The need for qualified seafarers familiar with the latest maritime technology is essential for the development of the shipping industry as it rapidly embraces digitalisation.
How smart ships and the crew who operate them can become will be debated by industry leading experts at the college’s second maritime symposium. The event aims to get the industry working in tandem and set a platform to address the future skills gap in the maritime industry.
The Smart Shipping Symposium 2018 will be held on June 18 to 19 at the college’s city campus. Key topics include the UK government’s perspective on smart shipping, connected ecosystems to improve safety and profitability, SMART technologies such as green propulsion, blockchains in transportation and the use of drones in confined spaces and the relevance of Bletchley Park’s WWII operation to modern cyber security.
Paul Little, City of Glasgow College principal and chief executive, said: “This year our maritime symposium brings together industry-leading speakers who will share their collective experience and vision for how smart shipping can be achieved. It is a measure of our college’s world class reputation that this annual symposium attracts such renowned experts from the UK Chamber of Shipping to Rolls Royce. I look forward to a stimulating debate which will contribute to the ongoing global dialogue around smart shipping.”
Dleep Fotedar, City of Glasgow College Faculty of Nautical Studies symposium director, said: “Just last year the maritime industry buzzed with new terminology such as big data, disrupters and autonomous ships.
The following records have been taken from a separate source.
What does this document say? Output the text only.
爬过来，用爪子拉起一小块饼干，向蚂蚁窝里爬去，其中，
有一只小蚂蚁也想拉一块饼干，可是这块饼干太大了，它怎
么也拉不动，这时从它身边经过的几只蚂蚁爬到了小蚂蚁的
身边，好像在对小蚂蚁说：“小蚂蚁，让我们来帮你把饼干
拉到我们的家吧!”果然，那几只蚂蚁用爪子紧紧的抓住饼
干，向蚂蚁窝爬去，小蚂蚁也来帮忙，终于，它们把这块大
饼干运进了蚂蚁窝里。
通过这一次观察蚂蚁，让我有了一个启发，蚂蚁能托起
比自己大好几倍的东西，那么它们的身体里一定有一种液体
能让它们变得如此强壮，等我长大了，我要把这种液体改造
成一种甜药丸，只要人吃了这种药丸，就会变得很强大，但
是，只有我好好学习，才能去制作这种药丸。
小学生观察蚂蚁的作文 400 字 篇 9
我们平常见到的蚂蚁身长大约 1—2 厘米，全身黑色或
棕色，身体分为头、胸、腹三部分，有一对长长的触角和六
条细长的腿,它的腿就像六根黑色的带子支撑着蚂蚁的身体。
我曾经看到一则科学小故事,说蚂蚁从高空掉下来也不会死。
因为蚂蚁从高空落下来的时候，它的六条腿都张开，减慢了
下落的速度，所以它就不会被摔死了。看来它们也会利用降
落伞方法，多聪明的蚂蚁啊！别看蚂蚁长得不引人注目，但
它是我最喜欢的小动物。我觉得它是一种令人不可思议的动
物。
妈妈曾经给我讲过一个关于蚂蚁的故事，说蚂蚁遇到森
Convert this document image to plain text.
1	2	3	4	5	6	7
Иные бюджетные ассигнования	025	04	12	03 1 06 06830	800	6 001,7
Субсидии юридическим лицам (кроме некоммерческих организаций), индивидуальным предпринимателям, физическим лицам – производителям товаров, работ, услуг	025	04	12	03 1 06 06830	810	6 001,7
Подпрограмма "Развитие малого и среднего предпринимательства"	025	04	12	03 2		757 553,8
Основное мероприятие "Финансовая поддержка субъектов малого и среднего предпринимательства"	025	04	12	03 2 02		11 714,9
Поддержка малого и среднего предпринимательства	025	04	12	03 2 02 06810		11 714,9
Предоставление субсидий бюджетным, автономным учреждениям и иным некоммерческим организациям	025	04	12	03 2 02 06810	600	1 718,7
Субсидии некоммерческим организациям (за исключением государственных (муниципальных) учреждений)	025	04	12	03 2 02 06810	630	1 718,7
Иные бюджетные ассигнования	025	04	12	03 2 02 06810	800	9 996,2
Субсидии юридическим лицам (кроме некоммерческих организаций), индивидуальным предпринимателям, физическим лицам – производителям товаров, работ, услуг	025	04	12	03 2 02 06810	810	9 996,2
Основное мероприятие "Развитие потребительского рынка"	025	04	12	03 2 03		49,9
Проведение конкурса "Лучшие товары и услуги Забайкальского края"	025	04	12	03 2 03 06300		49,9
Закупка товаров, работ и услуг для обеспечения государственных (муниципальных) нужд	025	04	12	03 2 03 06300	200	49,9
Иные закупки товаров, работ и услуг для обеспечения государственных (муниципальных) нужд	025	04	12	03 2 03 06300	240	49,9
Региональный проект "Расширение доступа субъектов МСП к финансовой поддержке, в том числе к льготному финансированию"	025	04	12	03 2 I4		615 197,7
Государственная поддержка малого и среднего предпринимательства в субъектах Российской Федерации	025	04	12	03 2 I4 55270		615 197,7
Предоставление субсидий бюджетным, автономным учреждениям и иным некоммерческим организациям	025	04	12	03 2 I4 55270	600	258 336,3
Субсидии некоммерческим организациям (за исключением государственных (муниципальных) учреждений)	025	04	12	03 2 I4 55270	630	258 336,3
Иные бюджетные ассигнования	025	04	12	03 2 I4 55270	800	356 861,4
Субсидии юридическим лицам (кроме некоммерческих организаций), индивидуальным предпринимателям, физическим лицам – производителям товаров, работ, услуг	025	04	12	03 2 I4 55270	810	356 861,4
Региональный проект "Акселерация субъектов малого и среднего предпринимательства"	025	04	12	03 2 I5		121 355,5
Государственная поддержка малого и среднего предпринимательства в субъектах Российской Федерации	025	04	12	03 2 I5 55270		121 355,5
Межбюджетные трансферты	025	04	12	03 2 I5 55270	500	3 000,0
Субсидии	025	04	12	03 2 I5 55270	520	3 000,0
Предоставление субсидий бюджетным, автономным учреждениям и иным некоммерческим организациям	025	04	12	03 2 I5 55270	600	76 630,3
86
The underlying theme being that new technology will radically change the maritime working environment. Now in 2018 we will hear from the policy makers about the current state of affairs and look at some of the existing Smart shipping technology and Smart shipping practice. The focus is once more on the human element and how we can interact with and exploit these new technologies to help the industry work smarter. It is exciting to once again host respected speakers from across the industry and to input to this challenging new chapter in maritime history.”